La Société astronomique canadienne (CASCA) vient de réitérer son appui au TMT malgré l’opposition des autochtones. « Le TMT prend très au sérieux la nécessité de consulter la population locale », dit Sara Ellison, de l’Université de Victoria, qui est depuis ce printemps la présidente de CASCA. « Il y a eu des centaines d’échanges et de rencontres avec les autochtones et les autres Hawaiiens. Nous avons respecté le blocus de la route même si la construction était approuvée. » M. Maile affirme avoir rencontré plusieurs fois des représentants de CASCA et du comité CATAC de la CASCA, qui suit le dossier du TMT. « Je pensais qu’ils avaient compris l’importance de respecter la volonté des Kanaka Maoli, dit M. Maile. Mais dans leur dernier rapport, ils disent erronément que le Conseil des représentants du Bureau des affaires hawaiiennes (OHA) approuve le TMT. Il y a eu une approbation en 2009, mais elle a été retirée en 2015. L’OHA est maintenant neutre face au TMT. L’OHA a d’ailleurs envoyé une lettre de protestation à la CASCA. » Michael Balogh, de l’Université de Waterloo, responsable du comité CATAC, explique que le document auquel fait référence M. Maile explique brièvement l’historique du dossier, sans entrer dans les détails et sans affirmer que l’OHA appuie présentement le TMT.

Le point de vue d’une astronome innue

Laurie Rousseau-Nepton, astronome d’origine innue, est chercheuse à l’observatoire Canada-France-Hawaii.
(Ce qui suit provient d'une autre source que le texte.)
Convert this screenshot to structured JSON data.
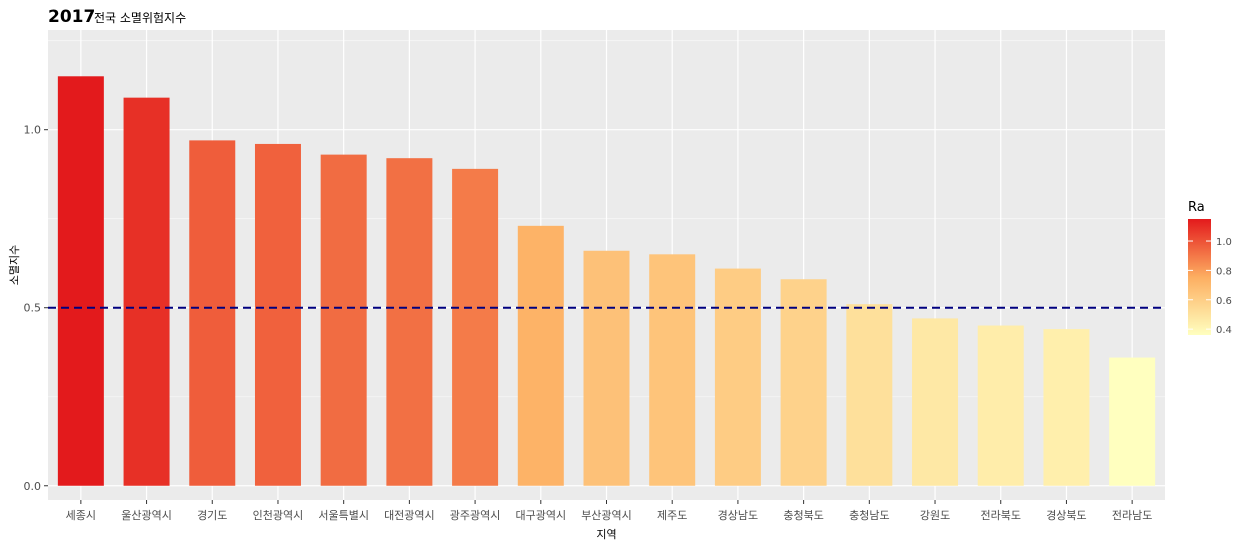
{
  "chart_data": {
    "type": "bar",
    "title": "2017",
    "subtitle": "전국 소멸위험지수",
    "xlabel": "지역",
    "ylabel": "소멸지수",
    "categories": [
      "세종시",
      "울산광역시",
      "경기도",
      "인천광역시",
      "서울특별시",
      "대전광역시",
      "광주광역시",
      "대구광역시",
      "부산광역시",
      "제주도",
      "경상남도",
      "충청북도",
      "충청남도",
      "강원도",
      "전라북도",
      "경상북도",
      "전라남도"
    ],
    "values": [
      1.15,
      1.09,
      0.97,
      0.96,
      0.93,
      0.92,
      0.89,
      0.73,
      0.66,
      0.65,
      0.61,
      0.58,
      0.51,
      0.47,
      0.45,
      0.44,
      0.36
    ],
    "ylim": [
      -0.04,
      1.28
    ],
    "yticks": [
      0.0,
      0.5,
      1.0
    ],
    "ytick_labels": [
      "0.0",
      "0.5",
      "1.0"
    ],
    "reference_line": {
      "value": 0.5,
      "style": "dashed",
      "color": "#000080"
    },
    "grid": true,
    "panel_background": "#ebebeb",
    "legend": {
      "title": "Ra",
      "placement": "right",
      "range": [
        0.36,
        1.15
      ],
      "ticks": [
        1.0,
        0.8,
        0.6,
        0.4
      ],
      "tick_labels": [
        "1.0",
        "0.8",
        "0.6",
        "0.4"
      ],
      "color_low": "#ffffbf",
      "color_mid": "#fdae61",
      "color_high": "#e31a1c"
    }
  }
}
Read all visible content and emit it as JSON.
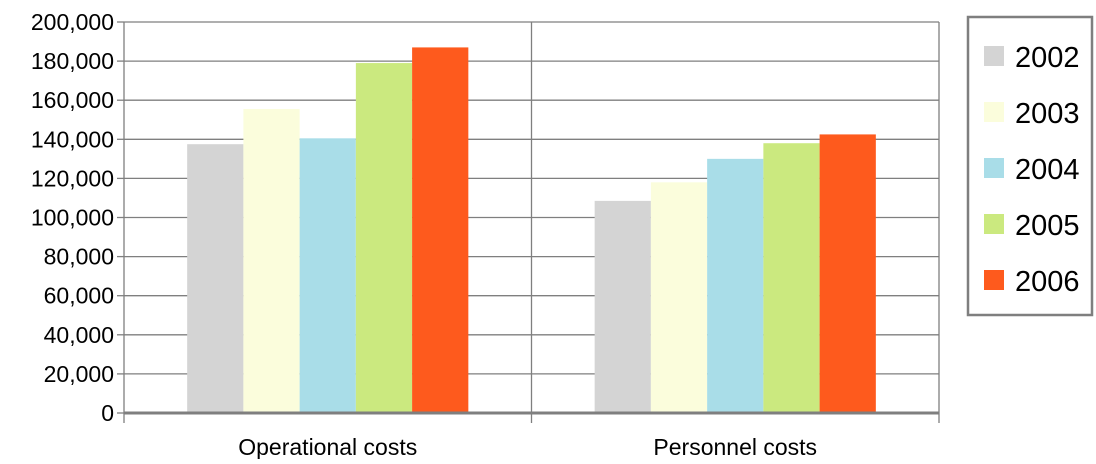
{
  "chart_data": {
    "type": "bar",
    "title": "",
    "xlabel": "",
    "ylabel": "",
    "categories": [
      "Operational costs",
      "Personnel costs"
    ],
    "ylim": [
      0,
      200000
    ],
    "yticks": [
      0,
      20000,
      40000,
      60000,
      80000,
      100000,
      120000,
      140000,
      160000,
      180000,
      200000
    ],
    "ytick_labels": [
      "0",
      "20,000",
      "40,000",
      "60,000",
      "80,000",
      "100,000",
      "120,000",
      "140,000",
      "160,000",
      "180,000",
      "200,000"
    ],
    "grid": true,
    "legend_position": "right",
    "series": [
      {
        "name": "2002",
        "color": "#d4d4d4",
        "values": [
          137500,
          108500
        ]
      },
      {
        "name": "2003",
        "color": "#fbfddc",
        "values": [
          155500,
          118000
        ]
      },
      {
        "name": "2004",
        "color": "#a9dde8",
        "values": [
          140500,
          130000
        ]
      },
      {
        "name": "2005",
        "color": "#cbe97f",
        "values": [
          179000,
          138000
        ]
      },
      {
        "name": "2006",
        "color": "#fe5a1d",
        "values": [
          187000,
          142500
        ]
      }
    ]
  }
}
Que pense-t-elle de la contestation du TMT ? « Les astronomes n’ont pas ignoré les Premières Nations plus particulièrement que des gens qui construisent des maisons, des hôpitaux ou des universités, dit Mme Rousseau-Nepton. Ce focus sur l’astronomie vient d’Hawaii, où la situation est bien différente pour les Hawaiiens natifs, qui ont d’ailleurs eux-mêmes initié la réserve scientifique pour l’astronomie au sommet du Mauna Kea, dans les années 60-70, pour relancer l’économie locale après un tsunami à Hilo. Il y avait déjà là des gens contre et des gens pour. Et ils ont décidé d’aller de l’avant. TMT fait et a aussi fait des consultations avec les locaux. Toute cette histoire a réussi à démoniser mon domaine alors que le focus pourrait aussi bien être ailleurs. »

Un État multiethnique

39 % de la population d’Hawaii est d’origine asiatique
25 % de la population d’Hawaii est blanche non hispanique
10 % de la population d’Hawaii est autochtone (Kanaka Maoli) 9 % de la population d’Hawaii est hispanique
2 % de la population d’Hawaii est noire
24 % de la population d’Hawaii est multiethnique
SOURCE : Pew Research Center

Démanteler ?

Quatre des neufs postes administrateur du Conseil des représentants du Bureau des affaires hawaiiennes (OHA) faisaient face à des élections le 3 novembre. Plusieurs des candidats étaient opposés au TMT et certains vont jusqu’à réclamer le démantèlement des premiers télescopes de Mauna Kea parce qu’ils ont été installés pour relancer l’économie après un tsunami, en 1960, à l’instigation d’un politicien hawaiien d’ascendance japonaise. « Les seuls qui devraient pouvoir décider ce qui se construit sur les terres publiques sont les Kanaka Maoli, dit M. Maile. Je suis d’accord qu’ils restent jusqu’à la fin de leur vie utile, mais pas qu’ils soient rénovés », dit M. Maile.